Немного помолчав, помотав огромными мудрыми рогами (Луна при этом затряслась так, что, казалось, будто сейчас сорвется она вниз и рассыплется на тысячу мелких звездочек), побив по пыльной неблагодарной земле кисточкой, Лун сказал нечто совсем для меня неожиданное:
— Поверь, юный Икар, Путь, которого ты удостоился, намного важнее и почетнее остальных Дорог, данных Крепким другим существам, — Лун глубоко вздохнул и ласково и наставительно посмотрел на меня, — а Крылья — напоминание, что надо идти, несмотря на ложные желания и испытания. Крылья — обещание Крепкого. Ты обязательно достигешь Цели, а время придет — и полетишь. Полетишь, если сам этого захочешь.
— Ах! — засиял я, — ну конечно же, конечно, захочу! А как же иначе?
Тут я вспомнил про странное имя, которым величал меня мудрый Лун. Подозрительно посмотрев на длинного дракона, я спросил:
— А кто такой Ик, Ик...
— Икар? — Лун тихонько засмеялся. Было странно смотреть, как длинное мудрое существо смеется в то время, как огромное глубокие глаза остаются проницательными и спокойными.

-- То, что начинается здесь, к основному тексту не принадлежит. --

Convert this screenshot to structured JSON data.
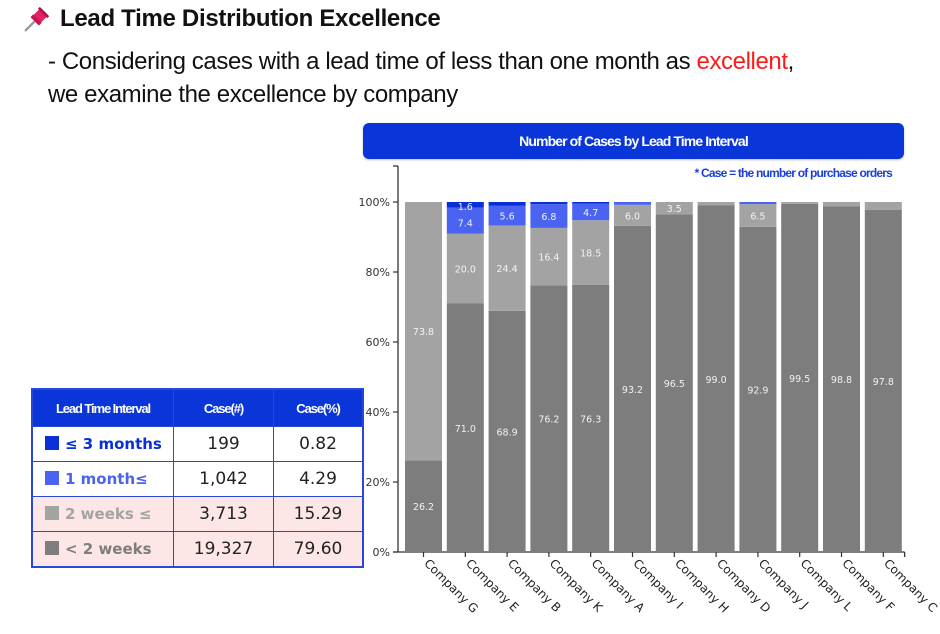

— Икар, сын Дедала, получил великую возможность для своего мира — он смог летать, хотя не принадлежал к роду летунов. Его отец, великий художник и скульптор, однажды смастерил искусные красивейшие Крылья. Он хотел сбежать с поглощающего его острова-тюрьмы вместе с сыном. Но мало того, что Икар полетел не по повелению Крепкого, а благодаря ухищрениям Дедала; мало того, что он полетел раньше, чем открылась в нем жадная способность и испепеляющее желание к полету, так мальчик еще устремился туда, куда недостоин пока был заглядывать. Он летел к солнцу, в Небеса, хотя мудрый отец и запретил подниматься к танцующим в зареве лучам. Но по собственной гордой воле раньше установленного ему Крепким срока, подлетев ближе к солнцу, Икар лишился Крыльев, потерял их прямо в далекой вышине — они рассыпались перьями и ветер понес их над осуждающим океаном. Не стало Икара, поплатился он за свое нетерпение и непослушание, разбился о быстроногие волны, унеслась вода, оплакивая своевольного мальчика. И не полетит он больше, потому что захотел опередить разрешение Крепости, хотя мог бы потом играть на лету с вольным ветром. Раньше времени поднялся он к Небесам и лишился Крыльев навсегда.